The following day, during clinic devotions, we sang these words “The power of Satan, Jesus has removed.” During announcements, I reminded the staff that we had sung those words, and that they are true. Jesus has defeated the power of Satan on the cross. But, I added, there’s still a lot of work to do to realise it within this community. I said it by way of an invitation to the brief midweek prayer meeting we have before work on Wednesdays. Despite my weekly advocacy, we have consistently been four who gather.
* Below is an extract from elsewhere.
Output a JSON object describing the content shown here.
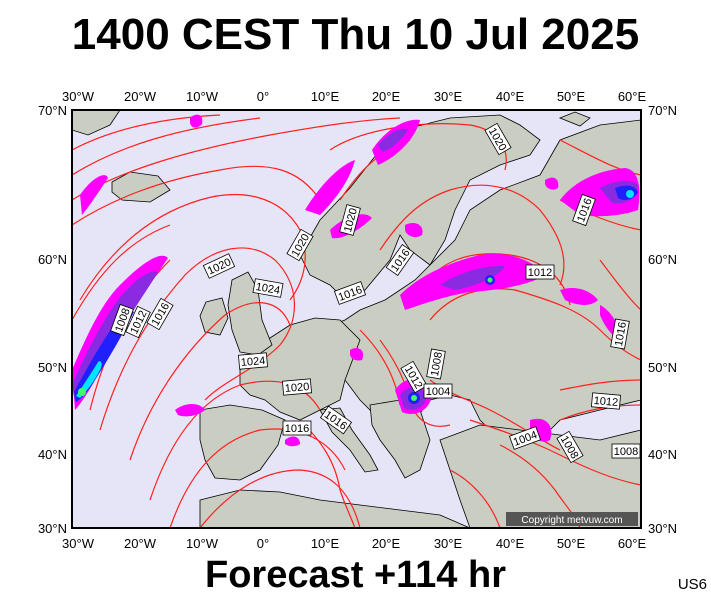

Wednesday, as my turn came to pray, with much fear and trembling, I prayed the following words, which had been tumbling in my mind for several days:
God, we are the sheep of your pasture, and we are weak and stupid as sheep. You have said that shepherds will be judged more harshly on whether they have done good or ill, and we pray today that you would stand up and judge the shepherds of this community. We pray for our local chairman, Loyale. He has spoken arrogantly against your servants—both those who are now here and those who have gone—he has believed in his heart and modelled for his people that the lies he speaks will not be judged by you. We pray that you would remember his sin and let him suffer its due. May you silence his tongue so that he cannot be heard. May you remove him from his position of influence in this community. May he be chased from his place here, and may the people he has misled no longer be subject to his lies. We pray that you would provide for your people in this community a good leader who will speak truth to them. We pray that you would open the eyes of this people to discern truth from lie. We pray that as you humbled Nebuchadnezzar and made him like a beast that you would bring down this man. And most of all we pray, that if he will turn his heart to you and repent, that you will be merciful and forgive him. May we, your people, also be ready and willing to forgive. You say in your Word that when we do not know how to pray, the Spirit intercedes for us. May anything here said that does not conform to your will be translated into words that are pleasing to you. We ask for these things in the name of Jesus. Amen.
Perhaps if we continue to humble ourselves and pray, God may yet heal our land. When I opened my eyes, we were not four, but ten.
Let heaven and earth praise him,
the seas and all that move in them,
for God will save Zion
and rebuild the cities of Judah.
Then people will settle there and possess it;
the children of his servants will inherit it,
and those who love his name will dwell there.